La musica per me è un modo per esprimere le emozioni che non riesci a descrivere: quando la suoni ti ci puoi immergere e starci per quanto desideri. In futuro vorrei diventare, oltre che pianista, compositrice, infatti qualche anno fa avevo composto qualche musica ispirata a diversi pezzi. Ora suono il pianoforte, ma da qualche mese mi sta interessando anche la viola: ha un suono troppo bello!
Per finire, concludo con le parole del famoso compositore Wolfgang Amadeus Mozart “La musica non è nelle note, ma nel silenzio tra queste” e quelle dell’avvocato romano Cicerone “Una vita senza musica è come un corpo senza anima”.
di Gabriele Nicolardi, 1B
“La musica aiuta a non sentire dentro il silenzio che c’è fuori”
(Johann Sebastian Bach).
Il mio percorso musicale è iniziato quando avevo sette anni. Ho cominciato suonando il clarinetto e studiando il solfeggio.

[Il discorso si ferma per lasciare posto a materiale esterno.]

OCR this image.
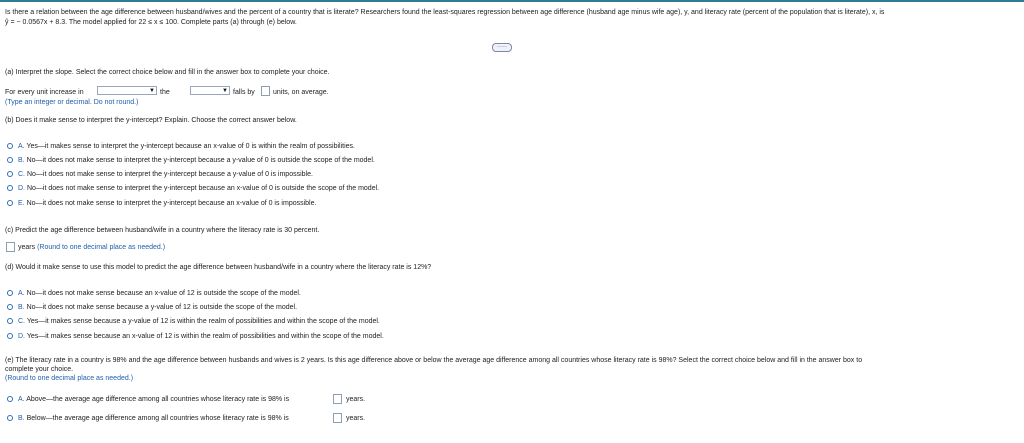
Is there a relation between the age difference between husband/wives and the percent of a country that is literate? Researchers found the least-squares regression between age difference (husband age minus wife age), y, and literacy rate (percent of the population that is literate), x, is
ŷ = − 0.0567x + 8.3. The model applied for 22 ≤ x ≤ 100. Complete parts (a) through (e) below.
·····
(a) Interpret the slope. Select the correct choice below and fill in the answer box to complete your choice.
For every unit increase in	▼ the	▼ falls by	units, on average.
(Type an integer or decimal. Do not round.)
(b) Does it make sense to interpret the y-intercept? Explain. Choose the correct answer below.
A. Yes—it makes sense to interpret the y-intercept because an x-value of 0 is within the realm of possibilities.
B. No—it does not make sense to interpret the y-intercept because a y-value of 0 is outside the scope of the model.
C. No—it does not make sense to interpret the y-intercept because a y-value of 0 is impossible.
D. No—it does not make sense to interpret the y-intercept because an x-value of 0 is outside the scope of the model.
E. No—it does not make sense to interpret the y-intercept because an x-value of 0 is impossible.
(c) Predict the age difference between husband/wife in a country where the literacy rate is 30 percent.
years (Round to one decimal place as needed.)
(d) Would it make sense to use this model to predict the age difference between husband/wife in a country where the literacy rate is 12%?
A. No—it does not make sense because an x-value of 12 is outside the scope of the model.
B. No—it does not make sense because a y-value of 12 is outside the scope of the model.
C. Yes—it makes sense because a y-value of 12 is within the realm of possibilities and within the scope of the model.
D. Yes—it makes sense because an x-value of 12 is within the realm of possibilities and within the scope of the model.
(e) The literacy rate in a country is 98% and the age difference between husbands and wives is 2 years. Is this age difference above or below the average age difference among all countries whose literacy rate is 98%? Select the correct choice below and fill in the answer box to
complete your choice.
(Round to one decimal place as needed.)
A. Above—the average age difference among all countries whose literacy rate is 98% is	years.
B. Below—the average age difference among all countries whose literacy rate is 98% is	years.
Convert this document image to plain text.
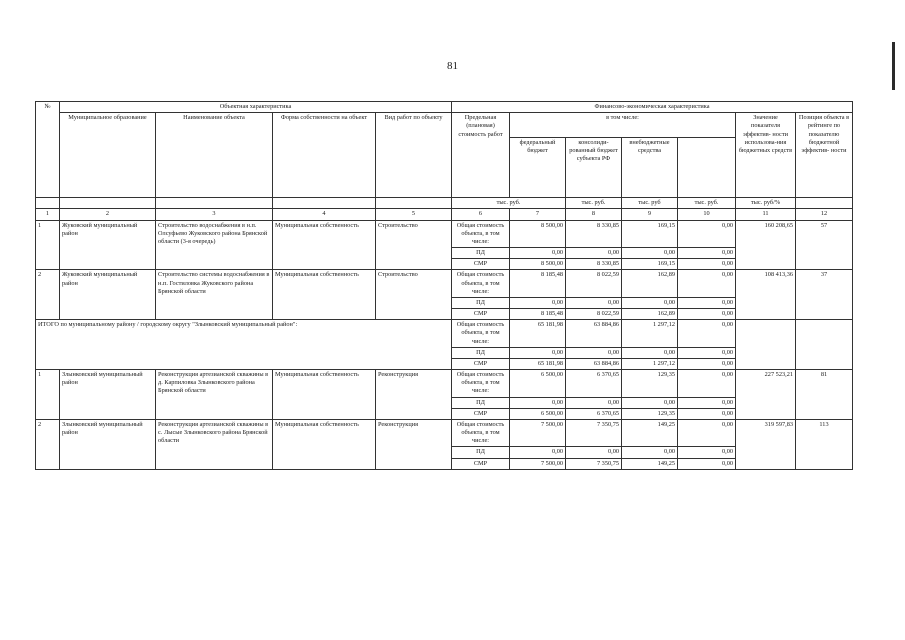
81
№	Объектная характеристика				Финансово-экономическая характеристика						
	Муниципальное образование	Наименование объекта	Форма собственности на объект	Вид работ по объекту	Предельная (плановая) стоимость работ	в том числе:				Значение показателя эффектив- ности использова-ния бюджетных средств	Позиция объекта в рейтинге по показателю бюджетной эффектив- ности
						федеральный бюджет	консолиди- рованный бюджет субъекта РФ	внебюджетные средства			
					тыс. руб.		тыс. руб.	тыс. руб	тыс. руб.	тыс. руб/%	
1	2	3	4	5	6	7	8	9	10	11	12
1	Жуковский муниципальный район	Строительство водоснабжения в н.п. Олсуфьево Жуковского района Брянской области (3-я очередь)	Муниципальная собственность	Строительство	Общая стоимость объекта, в том числе:	8 500,00	8 330,85	169,15	0,00	160 208,65	57
					ПД	0,00	0,00	0,00	0,00		
					СМР	8 500,00	8 330,85	169,15	0,00		
2	Жуковский муниципальный район	Строительство системы водоснабжения в н.п. Гостиловка Жуковского района Брянской области	Муниципальная собственность	Строительство	Общая стоимость объекта, в том числе:	8 185,48	8 022,59	162,89	0,00	108 413,36	37
					ПД	0,00	0,00	0,00	0,00		
					СМР	8 185,48	8 022,59	162,89	0,00		
ИТОГО по муниципальному району / городскому округу "Злынковский муниципальный район":					Общая стоимость объекта, в том числе:	65 181,98	63 884,86	1 297,12	0,00		
					ПД	0,00	0,00	0,00	0,00		
					СМР	65 181,98	63 884,86	1 297,12	0,00		
1	Злынковский муниципальный район	Реконструкция артезианской скважины в д. Карпиловка Злынковского района Брянской области	Муниципальная собственность	Реконструкция	Общая стоимость объекта, в том числе:	6 500,00	6 370,65	129,35	0,00	227 523,21	81
					ПД	0,00	0,00	0,00	0,00		
					СМР	6 500,00	6 370,65	129,35	0,00		
2	Злынковский муниципальный район	Реконструкция артезианской скважины в с. Лысые Злынковского района Брянской области	Муниципальная собственность	Реконструкция	Общая стоимость объекта, в том числе:	7 500,00	7 350,75	149,25	0,00	319 597,83	113
					ПД	0,00	0,00	0,00	0,00		
					СМР	7 500,00	7 350,75	149,25	0,00		
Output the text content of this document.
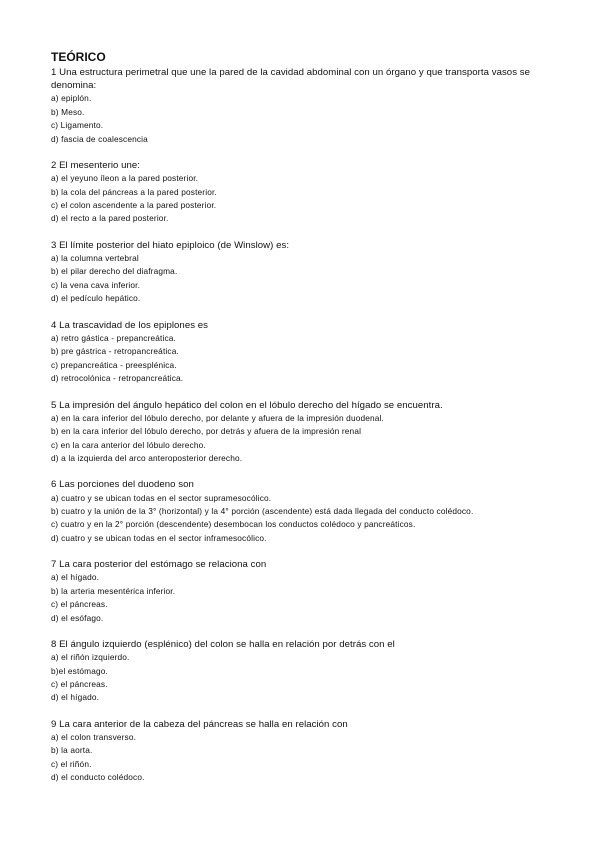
TEÓRICO

1 Una estructura perimetral que une la pared de la cavidad abdominal con un órgano y que transporta vasos se denomina:

a) epiplón.
b) Meso.
c) Ligamento.
d) fascia de coalescencia

2 El mesenterio une:

a) el yeyuno íleon a la pared posterior.
b) la cola del páncreas a la pared posterior.
c) el colon ascendente a la pared posterior.
d) el recto a la pared posterior.

3 El límite posterior del hiato epiploico (de Winslow) es:

a) la columna vertebral
b) el pilar derecho del diafragma.
c) la vena cava inferior.
d) el pedículo hepático.

4 La trascavidad de los epiplones es

a) retro gástica - prepancreática.
b) pre gástrica - retropancreática.
c) prepancreática - preesplénica.
d) retrocolónica - retropancreática.

5 La impresión del ángulo hepático del colon en el lóbulo derecho del hígado se encuentra.

a) en la cara inferior del lóbulo derecho, por delante y afuera de la impresión duodenal.
b) en la cara inferior del lóbulo derecho, por detrás y afuera de la impresión renal
c) en la cara anterior del lóbulo derecho.
d) a la izquierda del arco anteroposterior derecho.

6 Las porciones del duodeno son

a) cuatro y se ubican todas en el sector supramesocólico.
b) cuatro y la unión de la 3° (horizontal) y la 4° porción (ascendente) está dada llegada del conducto colédoco.
c) cuatro y en la 2° porción (descendente) desembocan los conductos colédoco y pancreáticos.
d) cuatro y se ubican todas en el sector inframesocólico.

7 La cara posterior del estómago se relaciona con

a) el hígado.
b) la arteria mesentérica inferior.
c) el páncreas.
d) el esófago.

8 El ángulo izquierdo (esplénico) del colon se halla en relación por detrás con el

a) el riñón izquierdo.
b)el estómago.
c) el páncreas.
d) el hígado.

9 La cara anterior de la cabeza del páncreas se halla en relación con

a) el colon transverso.
b) la aorta.
c) el riñón.
d) el conducto colédoco.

All’età di 9 anni la mia maestra di clarinetto mi ha consigliato il pianoforte come strumento complementare. Il 25 novembre 2019 mia nonna mi ha dato le prime lezioni di pianoforte, poi ho continuato a studiare con la app chiamata ‘’simply piano’’. A gennaio ho iniziato a scuola un corso di pianoforte e da quel momento è cominciata la mia passione per questo strumento. Purtroppo da lì a poco è scoppiata la pandemia e quindi ho dovuto fare lezione in dad. Questo però non ha influenzato né la mia passione né il mio entusiasmo. Quest’anno ho iniziato la prima media a indirizzo musicale: il mio strumento è il pianoforte ma non nego che vorrei avere l'opportunità di studiare anche il clarinetto. In questo momento di vacanze natalizie la cosa che più di tutte mi rende felice è suonare con i compagni più volenterosi, io non costringo nessuno a suonare con me, solo chi vuole! Facciamo una videochiamata e suoniamo: un mio amico mi suona qualcosa con il suo strumento, mi dice le note e io eseguo con il mio strumento… una specie di orchestra virtuale! Un’altra cosa che amo fare è darci lezioni reciproche. Funzionano così: io insegno un brano col mio strumento e il mio amico me ne insegna un altro col suo! In questo modo non solo facciamo “orchestra”, ma ci diamo l'opportunità di avere un’infarinatura su un altro strumento. Un’altra cosa che vorrei fare è prendere lezioni di organo.
Per me la musica è come l’aria che respiro: così come l'essere umano senza cuore o senza cervello non può vivere, io non posso vivere senza musica.